The reason for this post is not make anyone sad.  We made the last half of his life a doggy heaven and he loved us unconditionally, as we did him.  But feeding a picky eater is hard and I was constantly looking for doggy recipes for him and the others.

The easiest is always rice.  Plain white rice, with chopped meat in it is best.  Dogs love it and it helps aid their digestion.  I use leftover chicken or hamburger and put a little dried dog food in it to make sure they get their proper nutrition.
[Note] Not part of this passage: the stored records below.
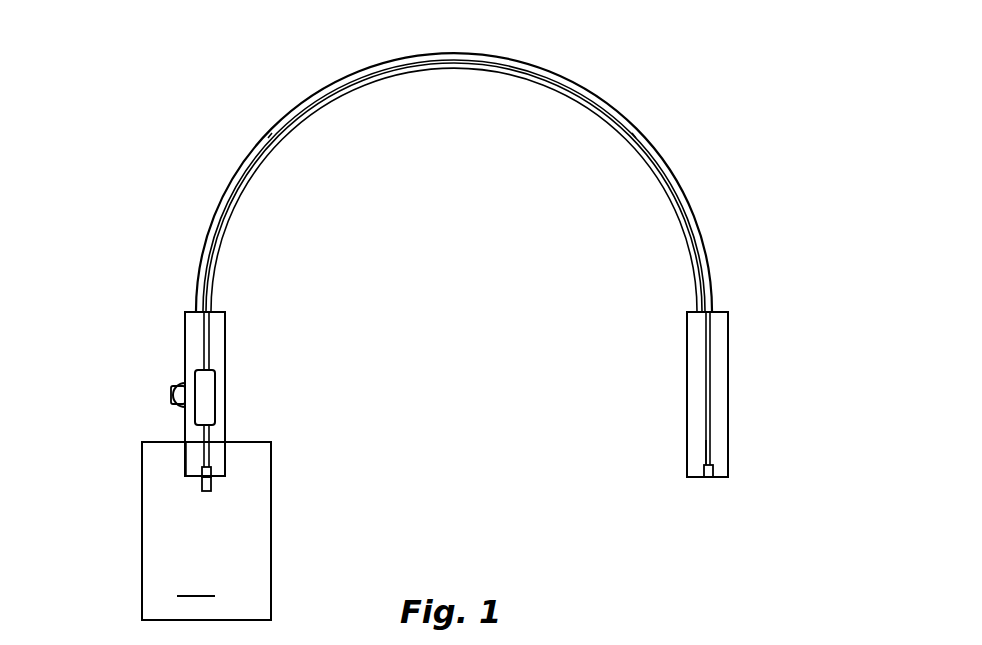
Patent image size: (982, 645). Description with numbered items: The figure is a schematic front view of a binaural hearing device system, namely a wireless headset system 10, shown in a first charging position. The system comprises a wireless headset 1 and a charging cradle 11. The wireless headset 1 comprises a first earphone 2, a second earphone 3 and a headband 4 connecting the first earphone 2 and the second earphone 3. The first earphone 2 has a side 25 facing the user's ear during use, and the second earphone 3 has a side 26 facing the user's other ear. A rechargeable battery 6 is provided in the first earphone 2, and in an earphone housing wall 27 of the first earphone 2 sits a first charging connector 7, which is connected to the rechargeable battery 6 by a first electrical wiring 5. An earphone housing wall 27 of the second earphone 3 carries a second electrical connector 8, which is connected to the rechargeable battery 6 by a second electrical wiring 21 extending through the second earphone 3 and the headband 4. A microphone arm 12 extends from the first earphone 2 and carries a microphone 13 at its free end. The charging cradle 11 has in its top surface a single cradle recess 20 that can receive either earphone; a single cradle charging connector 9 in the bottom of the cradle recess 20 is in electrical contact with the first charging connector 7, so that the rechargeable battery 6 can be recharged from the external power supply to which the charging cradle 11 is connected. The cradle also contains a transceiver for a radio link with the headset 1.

The wireless headset 1 is at (728, 158).
The wireless headset system 10 is at (130, 180).
The first earphone 2 is at (218, 338).
The second earphone 3 is at (695, 335).
The headband 4 is at (588, 107).
The first electrical wiring 5 is at (212, 455).
The rechargeable battery 6 is at (205, 398).
The first charging connector 7 is at (200, 470).
The second electrical connector 8 is at (709, 477).
The cradle charging connector 9 is at (212, 487).
The charging cradle 11 is at (206, 531).
The microphone arm 12 is at (172, 391).
The microphone 13 is at (165, 390).
The cradle recess 20 is at (195, 445).
The second electrical wiring 21 is at (707, 333).
The side 25 is at (226, 372).
The side 26 is at (685, 437).
The earphone housing wall 27 is at (195, 478).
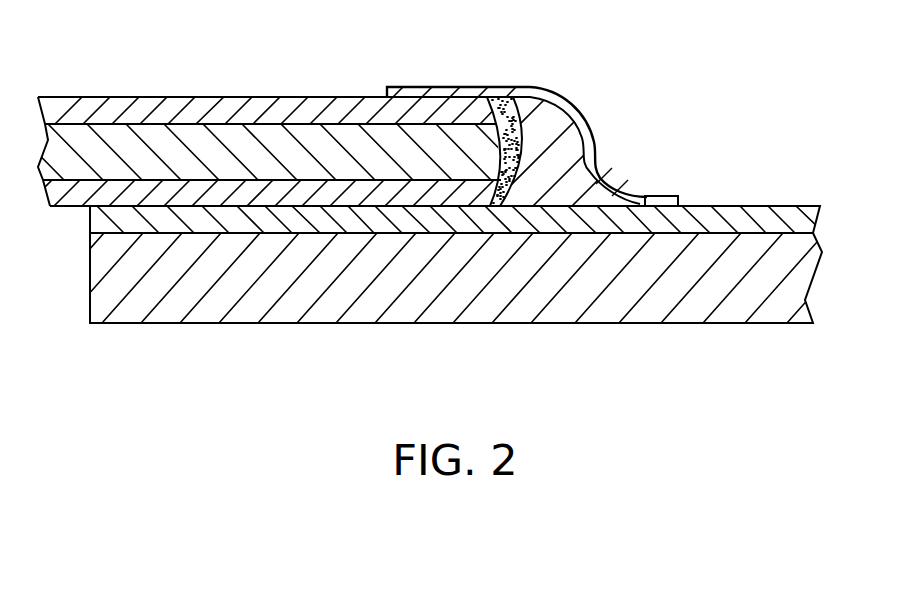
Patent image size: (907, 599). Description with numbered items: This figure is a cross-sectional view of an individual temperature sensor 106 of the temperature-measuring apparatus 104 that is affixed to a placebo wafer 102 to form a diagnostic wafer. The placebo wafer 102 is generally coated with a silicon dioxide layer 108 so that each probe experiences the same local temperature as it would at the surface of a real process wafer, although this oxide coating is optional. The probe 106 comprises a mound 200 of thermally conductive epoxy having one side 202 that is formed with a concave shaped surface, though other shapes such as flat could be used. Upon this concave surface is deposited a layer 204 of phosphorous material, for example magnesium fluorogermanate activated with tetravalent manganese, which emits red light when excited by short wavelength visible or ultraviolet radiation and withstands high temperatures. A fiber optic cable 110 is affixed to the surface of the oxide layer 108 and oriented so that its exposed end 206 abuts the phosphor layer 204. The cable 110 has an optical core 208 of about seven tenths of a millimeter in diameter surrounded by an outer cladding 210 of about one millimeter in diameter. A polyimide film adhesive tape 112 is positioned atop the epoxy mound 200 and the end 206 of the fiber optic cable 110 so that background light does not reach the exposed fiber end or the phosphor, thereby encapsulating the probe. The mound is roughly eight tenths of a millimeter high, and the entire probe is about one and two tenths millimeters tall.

The placebo wafer 102 is at (802, 288).
The apparatus 104 is at (808, 163).
The sensor 106 is at (576, 79).
The silicon dioxide layer 108 is at (805, 227).
The fiber optic cable 110 is at (78, 90).
The polyimide film adhesive tape 112 is at (652, 195).
The mound 200 is at (570, 148).
The side 202 is at (539, 95).
The layer of phosphorous material 204 is at (489, 98).
The exposed end 206 is at (497, 163).
The optical core 208 is at (289, 152).
The outer cladding 210 is at (148, 100).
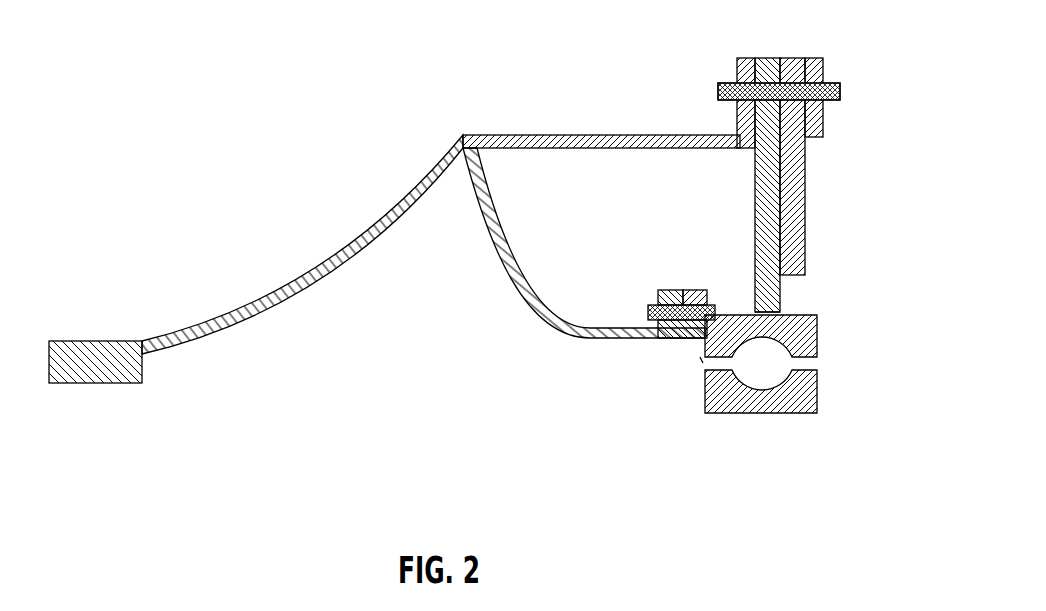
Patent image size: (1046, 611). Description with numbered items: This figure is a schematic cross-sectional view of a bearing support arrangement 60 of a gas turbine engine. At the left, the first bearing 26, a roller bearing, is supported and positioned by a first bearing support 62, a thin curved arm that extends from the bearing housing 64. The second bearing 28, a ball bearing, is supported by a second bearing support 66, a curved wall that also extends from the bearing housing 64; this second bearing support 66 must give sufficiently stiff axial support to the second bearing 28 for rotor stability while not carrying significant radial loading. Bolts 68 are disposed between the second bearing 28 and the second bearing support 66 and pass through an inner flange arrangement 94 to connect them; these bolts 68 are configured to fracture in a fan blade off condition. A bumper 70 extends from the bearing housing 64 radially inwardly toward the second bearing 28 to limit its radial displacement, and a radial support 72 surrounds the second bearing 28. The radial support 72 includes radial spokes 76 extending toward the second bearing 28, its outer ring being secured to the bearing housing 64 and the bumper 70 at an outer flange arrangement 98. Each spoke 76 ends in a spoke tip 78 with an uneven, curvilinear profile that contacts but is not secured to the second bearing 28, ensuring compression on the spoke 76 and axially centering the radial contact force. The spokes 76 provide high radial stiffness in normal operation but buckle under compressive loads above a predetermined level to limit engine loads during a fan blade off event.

The first bearing 26 is at (97, 370).
The second bearing 28 is at (731, 391).
The bearing support arrangement 60 is at (138, 33).
The first bearing support 62 is at (247, 297).
The bearing housing 64 is at (562, 135).
The second bearing support 66 is at (540, 311).
The bolts 68 is at (687, 288).
The bumper 70 is at (808, 197).
The radial support 72 is at (762, 152).
The radial spokes 76 is at (752, 233).
The spoke tip 78 is at (779, 312).
The inner flange arrangement 94 is at (684, 359).
The outer flange arrangement 98 is at (818, 33).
I’ve also made homemade dog biscuits.  I made this recipe for Dusty just before the end to try to coax him to eat.  He ate a few of them, but he wasn’t really into it.
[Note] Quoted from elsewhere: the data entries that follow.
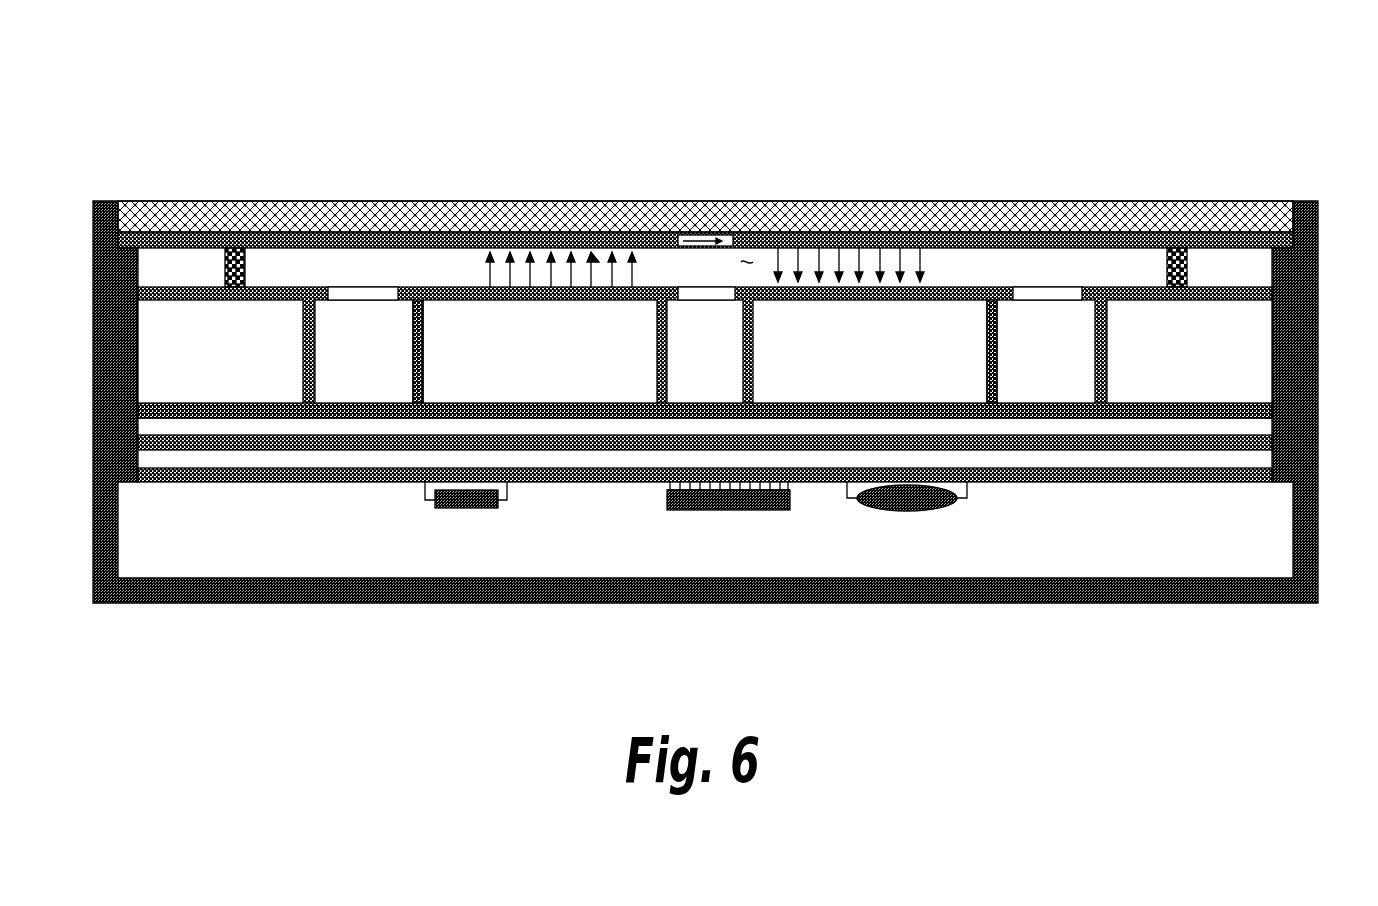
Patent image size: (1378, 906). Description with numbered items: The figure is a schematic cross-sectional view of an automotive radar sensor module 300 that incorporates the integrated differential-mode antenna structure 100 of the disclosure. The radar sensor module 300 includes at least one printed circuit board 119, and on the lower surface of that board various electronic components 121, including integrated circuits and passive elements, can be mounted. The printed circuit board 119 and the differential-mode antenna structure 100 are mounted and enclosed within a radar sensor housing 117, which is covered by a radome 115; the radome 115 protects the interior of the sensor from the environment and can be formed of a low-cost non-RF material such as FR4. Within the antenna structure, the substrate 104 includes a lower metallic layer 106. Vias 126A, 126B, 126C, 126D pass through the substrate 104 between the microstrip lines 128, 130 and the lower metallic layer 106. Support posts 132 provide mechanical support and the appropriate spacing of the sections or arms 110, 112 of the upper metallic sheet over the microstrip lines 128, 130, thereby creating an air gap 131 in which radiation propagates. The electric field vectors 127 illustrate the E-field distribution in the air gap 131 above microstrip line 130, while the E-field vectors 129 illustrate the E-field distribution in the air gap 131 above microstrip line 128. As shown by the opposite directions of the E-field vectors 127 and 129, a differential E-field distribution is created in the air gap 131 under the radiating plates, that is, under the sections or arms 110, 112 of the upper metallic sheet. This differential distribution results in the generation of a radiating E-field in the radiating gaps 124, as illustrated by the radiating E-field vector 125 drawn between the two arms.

The differential-mode antenna structure 100 is at (685, 373).
The radar sensor module 300 is at (685, 339).
The substrate 104 is at (247, 357).
The lower metallic layer 106 is at (1252, 410).
The section or arm of upper metallic sheet 110 is at (678, 170).
The section or arm of upper metallic sheet 112 is at (895, 228).
The radome 115 is at (157, 202).
The radar sensor housing 117 is at (190, 600).
The printed circuit board 119 is at (1185, 460).
The electronic components 121 is at (468, 505).
The radiating gaps 124 is at (680, 174).
The radiating E-field vector 125 is at (715, 233).
The via 126A is at (657, 385).
The via 126B is at (753, 383).
The via 126C is at (423, 318).
The via 126D is at (987, 323).
The electric field vectors 127 is at (482, 268).
The microstrip line 128 is at (990, 287).
The electric field vectors 129 is at (935, 265).
The microstrip line 130 is at (754, 270).
The air gap 131 is at (748, 258).
The support posts 132 is at (212, 262).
  • 2 1/2 cups flour and oats combo
  • 1/2 tsp salt
  • 1 egg
  • 1 tsp beef or chicken bouillon granules
  • 1/2 cup hot water
  • Optional add ins: peanut butter, shredded cheese, bacon bits, hard boiled egg, small diced chicken, etc.

Heat oven to 350.  Dissolve bouillon in hot water in a large bowl, then add other ingredients forming a stiff dough.  Knead the dough for 5 minutes.  Roll out dough to 1/2 inch thick.  Cut into slices 1/2 inch wide and 2-3 inches long.  Twist them slightly and place on baking sheet sprayed with cooking spray.  Bake 30 minutes.  Cool completely.  Store in zip lock bags in fridge.
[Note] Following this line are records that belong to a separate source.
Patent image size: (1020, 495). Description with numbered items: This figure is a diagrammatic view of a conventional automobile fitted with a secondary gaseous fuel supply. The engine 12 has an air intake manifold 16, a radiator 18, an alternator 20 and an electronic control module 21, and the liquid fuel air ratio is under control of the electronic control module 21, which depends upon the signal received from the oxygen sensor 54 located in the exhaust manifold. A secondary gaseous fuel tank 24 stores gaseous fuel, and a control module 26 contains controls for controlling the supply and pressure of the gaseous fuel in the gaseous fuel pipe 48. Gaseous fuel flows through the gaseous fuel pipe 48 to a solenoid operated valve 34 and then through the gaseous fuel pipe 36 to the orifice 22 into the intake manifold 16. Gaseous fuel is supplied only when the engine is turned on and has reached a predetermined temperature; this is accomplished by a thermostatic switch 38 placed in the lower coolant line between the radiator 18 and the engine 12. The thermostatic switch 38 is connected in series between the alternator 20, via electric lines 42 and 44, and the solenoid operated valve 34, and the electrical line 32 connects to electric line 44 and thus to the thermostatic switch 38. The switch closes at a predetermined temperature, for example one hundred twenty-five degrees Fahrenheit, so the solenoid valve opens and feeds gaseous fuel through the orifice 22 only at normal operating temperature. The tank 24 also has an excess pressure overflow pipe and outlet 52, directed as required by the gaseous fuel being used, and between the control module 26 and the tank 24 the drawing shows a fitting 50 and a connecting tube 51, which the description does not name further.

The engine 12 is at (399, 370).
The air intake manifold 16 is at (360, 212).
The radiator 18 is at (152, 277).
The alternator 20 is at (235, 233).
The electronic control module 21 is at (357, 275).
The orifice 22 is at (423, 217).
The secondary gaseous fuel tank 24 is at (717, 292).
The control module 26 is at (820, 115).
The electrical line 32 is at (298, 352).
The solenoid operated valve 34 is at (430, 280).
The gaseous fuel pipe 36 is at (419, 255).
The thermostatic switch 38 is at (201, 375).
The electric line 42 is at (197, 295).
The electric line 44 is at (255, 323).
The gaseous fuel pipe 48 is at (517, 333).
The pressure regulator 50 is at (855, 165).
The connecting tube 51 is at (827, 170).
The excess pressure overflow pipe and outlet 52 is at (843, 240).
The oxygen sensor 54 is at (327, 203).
But the reason I got to thinking about Dusty is I found another dog food recipe that looked easy and good, and can actually feed people too.

  • 2 pounds hamburger
  • 1 cup chopped carrot
  • 1 can kidney beans, rinsed
  • 1/2 cup butternut squash, chopped
  • 1/2 cup peas
  • 1 1/2 cups rice (brown is preferred, but used what you got)
  • 4 cups water

Place it all in a crock pot and cook on high for 3-4 hours.  Stir to combine thoroughly.  Cool and serve to the dogs.  Or taste it and eat it yourself while it’s hot.  You might want to add your favorite herbs and spices if you’re eating it yourself.  Don’t put any herbs and spices in for the dogs, though.

Since I posted a picture of Dusty, here’s Jack and Buddy.

Jack 18

Buddy 11

We love rescuing dogs, and we typically rescue the older ones.  It means a lot of goodbyes, but it also means joy and happiness for them and for us.